Abstract

Background Intraoperative cell salvage (IOCS) has not been widely adopted in oncological surgery because of hypothetical concern of reinfusion of malignant cells. We conducted the study to evaluate the feasibility of IOCS in combination with leukocyte depletion filter (LDF) in metastatic spine tumor surgery (MSTS) using quantitative flow cytometry tumor detection technique. Methods Patients with known primary epithelial tumor, operated for metastatic spinal disease, were recruited. Blood samples were collected at five different stages during surgery: two stages from patient vein during induction and at the time of maximum tumor manipulation, three stages from the operative blood before IOCS processing, after IOCS processing, and after IOCS–LDF processing. Of the samples taken at each stage, 5 mL were analyzed for tumor cells using flow cytometry. Results Of the 12 patients recruited, only 11 could be finally analyzed. Flow cytometry analysis of their samples showed that 8 of 11 patients had tumor cells in the unfiltered salvaged blood. In filtered salvaged blood, the tumor cell count was zero in the majority of samples (8/11 patients) whereas three patients' samples had a few tumor cells.
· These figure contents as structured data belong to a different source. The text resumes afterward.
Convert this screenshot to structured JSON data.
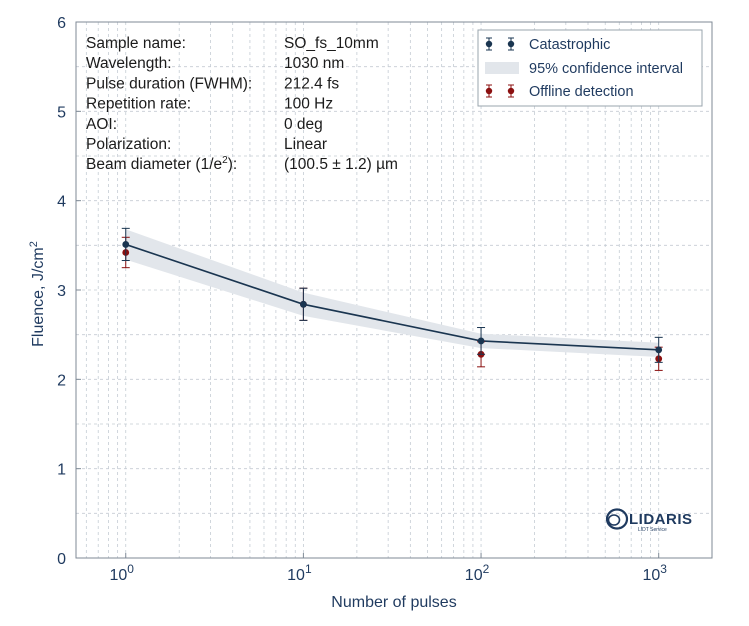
{
  "chart_data": {
    "type": "line",
    "xlabel": "Number of pulses",
    "ylabel": "Fluence, J/cm",
    "ylabel_sup": "2",
    "xscale": "log",
    "xlim_exp": [
      -0.28,
      3.3
    ],
    "ylim": [
      0,
      6
    ],
    "x_ticks": [
      {
        "base": "10",
        "exp": "0",
        "value": 1
      },
      {
        "base": "10",
        "exp": "1",
        "value": 10
      },
      {
        "base": "10",
        "exp": "2",
        "value": 100
      },
      {
        "base": "10",
        "exp": "3",
        "value": 1000
      }
    ],
    "y_ticks": [
      "0",
      "1",
      "2",
      "3",
      "4",
      "5",
      "6"
    ],
    "grid": true,
    "series": [
      {
        "name": "Catastrophic",
        "color": "#1a3550",
        "x": [
          1,
          10,
          100,
          1000
        ],
        "y": [
          3.51,
          2.84,
          2.43,
          2.33
        ],
        "err": [
          0.18,
          0.18,
          0.15,
          0.14
        ]
      },
      {
        "name": "Offline detection",
        "color": "#8b1010",
        "x": [
          1,
          10,
          100,
          1000
        ],
        "y": [
          3.42,
          2.84,
          2.28,
          2.23
        ],
        "err": [
          0.17,
          0.18,
          0.14,
          0.13
        ]
      }
    ],
    "fit_line": {
      "x": [
        1,
        10,
        100,
        1000
      ],
      "y": [
        3.51,
        2.84,
        2.43,
        2.33
      ],
      "color": "#1a3550"
    },
    "confidence_band": {
      "label": "95% confidence interval",
      "color": "#e2e6eb",
      "x": [
        1,
        10,
        100,
        1000
      ],
      "upper": [
        3.68,
        2.97,
        2.51,
        2.41
      ],
      "lower": [
        3.34,
        2.71,
        2.35,
        2.25
      ]
    },
    "legend": {
      "position": "top-right",
      "items": [
        "Catastrophic",
        "95% confidence interval",
        "Offline detection"
      ]
    },
    "info": [
      {
        "key": "Sample name:",
        "value": "SO_fs_10mm"
      },
      {
        "key": "Wavelength:",
        "value": "1030 nm"
      },
      {
        "key": "Pulse duration (FWHM):",
        "value": "212.4 fs"
      },
      {
        "key": "Repetition rate:",
        "value": "100 Hz"
      },
      {
        "key": "AOI:",
        "value": "0 deg"
      },
      {
        "key": "Polarization:",
        "value": "Linear"
      },
      {
        "key": "Beam diameter (1/e",
        "key_sup": "2",
        "key_tail": "):",
        "value": "(100.5 ± 1.2) µm"
      }
    ],
    "logo": {
      "name": "LIDARIS",
      "subtitle": "LIDT Service"
    }
  }
}
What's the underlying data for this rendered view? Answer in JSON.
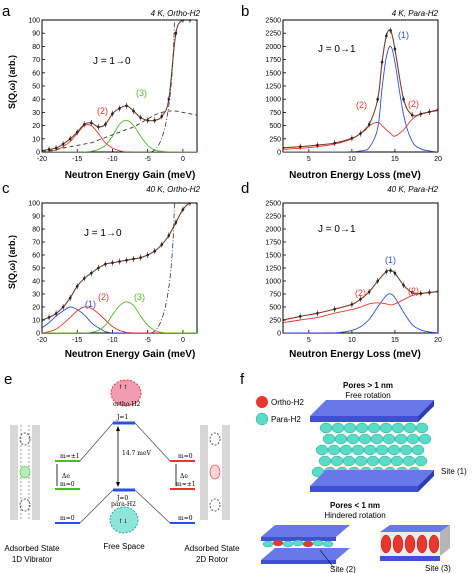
{
  "panels": {
    "a": {
      "letter": "a",
      "title": "4 K, Ortho-H2",
      "transition": "J = 1→0",
      "xlabel": "Neutron Energy Gain (meV)",
      "ylabel": "S(Q,ω) (arb.)",
      "peaks": [
        {
          "text": "(2)",
          "color": "#e8352d"
        },
        {
          "text": "(3)",
          "color": "#4dbb24"
        }
      ]
    },
    "b": {
      "letter": "b",
      "title": "4 K, Para-H2",
      "transition": "J = 0→1",
      "xlabel": "Neutron Energy Loss (meV)",
      "peaks": [
        {
          "text": "(1)",
          "color": "#2f4fe0"
        },
        {
          "text": "(2)",
          "color": "#e8352d"
        },
        {
          "text": "(2)",
          "color": "#e8352d"
        }
      ]
    },
    "c": {
      "letter": "c",
      "title": "40 K, Ortho-H2",
      "transition": "J = 1→0",
      "xlabel": "Neutron Energy Gain (meV)",
      "ylabel": "S(Q,ω) (arb.)",
      "peaks": [
        {
          "text": "(1)",
          "color": "#2f4fe0"
        },
        {
          "text": "(2)",
          "color": "#e8352d"
        },
        {
          "text": "(3)",
          "color": "#4dbb24"
        }
      ]
    },
    "d": {
      "letter": "d",
      "title": "40 K, Para-H2",
      "transition": "J = 0→1",
      "xlabel": "Neutron Energy Loss (meV)",
      "peaks": [
        {
          "text": "(1)",
          "color": "#2f4fe0"
        },
        {
          "text": "(2)",
          "color": "#e8352d"
        },
        {
          "text": "(2)",
          "color": "#e8352d"
        }
      ]
    }
  },
  "panel_e": {
    "letter": "e",
    "ortho": "ortho-H2",
    "para": "para-H2",
    "j1": "J=1",
    "j0": "J=0",
    "gap": "14.7 meV",
    "m_pm1": "m=±1",
    "m_0": "m=0",
    "delta": "Δe",
    "free_space": "Free Space",
    "left_state": "Adsorbed State",
    "left_mode": "1D Vibrator",
    "right_state": "Adsorbed State",
    "right_mode": "2D Rotor"
  },
  "panel_f": {
    "letter": "f",
    "ortho": "Ortho-H2",
    "para": "Para-H2",
    "big_pores": "Pores > 1 nm",
    "free_rot": "Free rotation",
    "small_pores": "Pores < 1 nm",
    "hindered_rot": "Hindered rotation",
    "site1": "Site (1)",
    "site2": "Site (2)",
    "site3": "Site (3)"
  },
  "colors": {
    "blue": "#2f4fe0",
    "red": "#e8352d",
    "green": "#4dbb24",
    "pink": "#f39bb0",
    "cyan": "#58dcc8",
    "slab": "#3f4fd8"
  },
  "chart_data": [
    {
      "panel": "a",
      "type": "line",
      "title": "4 K, Ortho-H2",
      "xlabel": "Neutron Energy Gain (meV)",
      "ylabel": "S(Q,ω) (arb.)",
      "xlim": [
        -20,
        2
      ],
      "ylim": [
        0,
        100
      ],
      "xticks": [
        -20,
        -15,
        -10,
        -5,
        0
      ],
      "yticks": [
        0,
        10,
        20,
        30,
        40,
        50,
        60,
        70,
        80,
        90,
        100
      ],
      "x": [
        -20,
        -19,
        -18,
        -17,
        -16,
        -15,
        -14,
        -13,
        -12,
        -11,
        -10,
        -9,
        -8,
        -7,
        -6,
        -5,
        -4,
        -3,
        -2,
        -1,
        0,
        1,
        2
      ],
      "series": [
        {
          "name": "data",
          "values": [
            1,
            2,
            3,
            6,
            10,
            15,
            21,
            22,
            19,
            21,
            29,
            33,
            35,
            31,
            26,
            24,
            24,
            27,
            40,
            90,
            100,
            100,
            100
          ]
        },
        {
          "name": "(2)",
          "values": [
            0,
            0.5,
            1.5,
            4,
            8,
            14,
            20,
            20,
            14,
            7,
            3,
            1,
            0,
            0,
            0,
            0,
            0,
            0,
            0,
            0,
            0,
            0,
            0
          ]
        },
        {
          "name": "(3)",
          "values": [
            0,
            0,
            0,
            0,
            0,
            0,
            0,
            0.5,
            2,
            5,
            12,
            21,
            24,
            20,
            12,
            5,
            1.5,
            0.5,
            0,
            0,
            0,
            0,
            0
          ]
        },
        {
          "name": "background",
          "values": [
            0.5,
            1,
            2,
            3,
            4,
            5,
            6,
            7,
            9,
            11,
            13,
            15,
            17,
            19,
            22,
            25,
            28,
            30,
            31,
            31,
            30,
            29,
            28
          ]
        }
      ]
    },
    {
      "panel": "b",
      "type": "line",
      "title": "4 K, Para-H2",
      "xlabel": "Neutron Energy Loss (meV)",
      "ylabel": "S(Q,ω) (arb.)",
      "xlim": [
        2,
        20
      ],
      "ylim": [
        0,
        2500
      ],
      "xticks": [
        5,
        10,
        15,
        20
      ],
      "yticks": [
        0,
        250,
        500,
        750,
        1000,
        1250,
        1500,
        1750,
        2000,
        2250,
        2500
      ],
      "x": [
        2,
        4,
        6,
        8,
        10,
        11,
        12,
        13,
        13.5,
        14,
        14.5,
        15,
        16,
        17,
        18,
        19,
        20
      ],
      "series": [
        {
          "name": "data",
          "values": [
            80,
            100,
            130,
            170,
            260,
            350,
            520,
            1000,
            1700,
            2200,
            2300,
            1950,
            1000,
            700,
            720,
            760,
            800
          ]
        },
        {
          "name": "(1)",
          "values": [
            0,
            0,
            0,
            0,
            5,
            20,
            80,
            450,
            1200,
            1800,
            2000,
            1700,
            700,
            200,
            60,
            20,
            0
          ]
        },
        {
          "name": "(2)",
          "values": [
            50,
            70,
            100,
            150,
            250,
            350,
            500,
            560,
            500,
            420,
            350,
            300,
            420,
            620,
            720,
            760,
            780
          ]
        }
      ]
    },
    {
      "panel": "c",
      "type": "line",
      "title": "40 K, Ortho-H2",
      "xlabel": "Neutron Energy Gain (meV)",
      "ylabel": "S(Q,ω) (arb.)",
      "xlim": [
        -20,
        2
      ],
      "ylim": [
        0,
        100
      ],
      "xticks": [
        -20,
        -15,
        -10,
        -5,
        0
      ],
      "yticks": [
        0,
        10,
        20,
        30,
        40,
        50,
        60,
        70,
        80,
        90,
        100
      ],
      "x": [
        -20,
        -19,
        -18,
        -17,
        -16,
        -15,
        -14,
        -13,
        -12,
        -11,
        -10,
        -9,
        -8,
        -7,
        -6,
        -5,
        -4,
        -3,
        -2,
        -1,
        0,
        1,
        2
      ],
      "series": [
        {
          "name": "data",
          "values": [
            10,
            12,
            15,
            20,
            27,
            36,
            42,
            46,
            50,
            53,
            54,
            55,
            56,
            57,
            58,
            60,
            63,
            68,
            75,
            85,
            95,
            100,
            100
          ]
        },
        {
          "name": "(1)",
          "values": [
            4,
            8,
            13,
            17,
            20,
            18,
            14,
            8,
            4,
            1,
            0,
            0,
            0,
            0,
            0,
            0,
            0,
            0,
            0,
            0,
            0,
            0,
            0
          ]
        },
        {
          "name": "(2)",
          "values": [
            0,
            1,
            3,
            7,
            12,
            17,
            20,
            19,
            15,
            10,
            5,
            2,
            0.5,
            0,
            0,
            0,
            0,
            0,
            0,
            0,
            0,
            0,
            0
          ]
        },
        {
          "name": "(3)",
          "values": [
            0,
            0,
            0,
            0,
            0,
            0,
            0,
            0.5,
            2,
            6,
            14,
            21,
            24,
            21,
            13,
            6,
            2,
            0.5,
            0,
            0,
            0,
            0,
            0
          ]
        }
      ]
    },
    {
      "panel": "d",
      "type": "line",
      "title": "40 K, Para-H2",
      "xlabel": "Neutron Energy Loss (meV)",
      "ylabel": "S(Q,ω) (arb.)",
      "xlim": [
        2,
        20
      ],
      "ylim": [
        0,
        2500
      ],
      "xticks": [
        5,
        10,
        15,
        20
      ],
      "yticks": [
        0,
        250,
        500,
        750,
        1000,
        1250,
        1500,
        1750,
        2000,
        2250,
        2500
      ],
      "x": [
        2,
        4,
        6,
        8,
        10,
        11,
        12,
        13,
        14,
        14.5,
        15,
        16,
        17,
        18,
        19,
        20
      ],
      "series": [
        {
          "name": "data",
          "values": [
            250,
            320,
            380,
            460,
            550,
            650,
            790,
            1000,
            1180,
            1200,
            1150,
            920,
            780,
            760,
            780,
            800
          ]
        },
        {
          "name": "(1)",
          "values": [
            0,
            0,
            0,
            0,
            50,
            120,
            260,
            500,
            720,
            750,
            680,
            400,
            160,
            60,
            20,
            0
          ]
        },
        {
          "name": "(2)",
          "values": [
            200,
            250,
            300,
            380,
            450,
            500,
            560,
            580,
            560,
            540,
            560,
            640,
            720,
            760,
            780,
            790
          ]
        }
      ]
    }
  ]
}
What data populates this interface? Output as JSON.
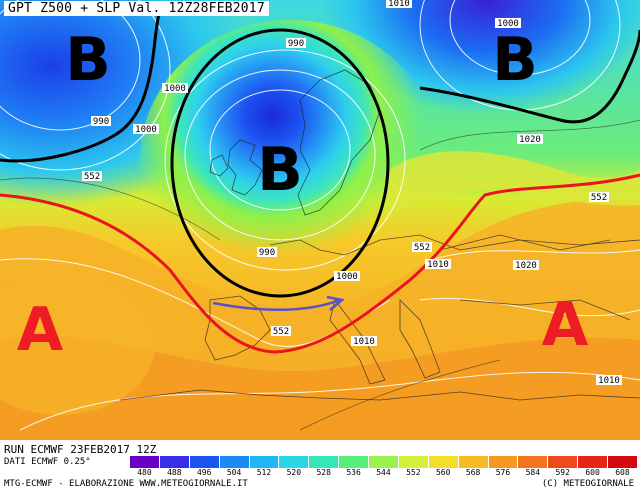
{
  "header": {
    "title": "GPT Z500 + SLP Val. 12Z28FEB2017"
  },
  "map": {
    "pressure_systems": [
      {
        "type": "low",
        "letter": "B",
        "name": "low-northwest-atlantic"
      },
      {
        "type": "low",
        "letter": "B",
        "name": "low-scandinavia"
      },
      {
        "type": "low",
        "letter": "B",
        "name": "low-north-russia"
      },
      {
        "type": "high",
        "letter": "A",
        "name": "high-azores"
      },
      {
        "type": "high",
        "letter": "A",
        "name": "high-eastern-europe"
      }
    ],
    "contour_labels": [
      {
        "text": "990",
        "name": "isobar-990-atlantic"
      },
      {
        "text": "1000",
        "name": "isobar-1000-atlantic"
      },
      {
        "text": "1000",
        "name": "isobar-1000-nw"
      },
      {
        "text": "990",
        "name": "isobar-990-north"
      },
      {
        "text": "990",
        "name": "isobar-990-south"
      },
      {
        "text": "552",
        "name": "isoheight-552-west"
      },
      {
        "text": "552",
        "name": "isoheight-552-central"
      },
      {
        "text": "552",
        "name": "isoheight-552-alps"
      },
      {
        "text": "552",
        "name": "isoheight-552-east"
      },
      {
        "text": "1000",
        "name": "isobar-1000-alps"
      },
      {
        "text": "1010",
        "name": "isobar-1010-germany"
      },
      {
        "text": "1010",
        "name": "isobar-1010-italy"
      },
      {
        "text": "1010",
        "name": "isobar-1010-east"
      },
      {
        "text": "1020",
        "name": "isobar-1020-east"
      },
      {
        "text": "1020",
        "name": "isobar-1020-north"
      },
      {
        "text": "1000",
        "name": "isobar-1000-russia"
      },
      {
        "text": "1010",
        "name": "isobar-1010-top"
      }
    ],
    "colors": {
      "low_outline": "#000000",
      "jet_line": "#e8141e",
      "flow_arrow": "#5a50c8",
      "high_letter": "#ee1c24"
    }
  },
  "footer": {
    "run": "RUN ECMWF 23FEB2017 12Z",
    "source": "DATI ECMWF 0.25°",
    "credit_left": "MTG-ECMWF - ELABORAZIONE WWW.METEOGIORNALE.IT",
    "credit_right": "(C) METEOGIORNALE"
  },
  "legend": {
    "values": [
      "480",
      "488",
      "496",
      "504",
      "512",
      "520",
      "528",
      "536",
      "544",
      "552",
      "560",
      "568",
      "576",
      "584",
      "592",
      "600",
      "608"
    ],
    "colors": [
      "#6a00c8",
      "#3a2ee8",
      "#1b55f0",
      "#1c8af5",
      "#21b6f5",
      "#2ad6e6",
      "#35e6b6",
      "#56ee7a",
      "#9bf24a",
      "#d4ee3a",
      "#f5dd2c",
      "#f8bb26",
      "#f79822",
      "#f4731e",
      "#ee4a1a",
      "#e52616",
      "#d20a10"
    ]
  }
}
The difference between the mean tumor cell quantity in the samples taken from stages A and E was significant ( p = 0.04). Similarly, the difference between the mean quantities of tumor cells in the samples in stages B and E was significant ( p = 0.01). However, there were no significant differences between the mean quantities of tumor cells when comparing the samples from either stages A and B, stages D and E, or stages C and E. Conclusion IOCS–LDF was shown to be effective in removing tumor cells from blood salvaged during MSTS. If there were any tumor cells found, the quantity was significantly less than that in patient's circulation. The results of this study supported that fact that IOCS–LDF treated blood in MSTS is safe for transfusion.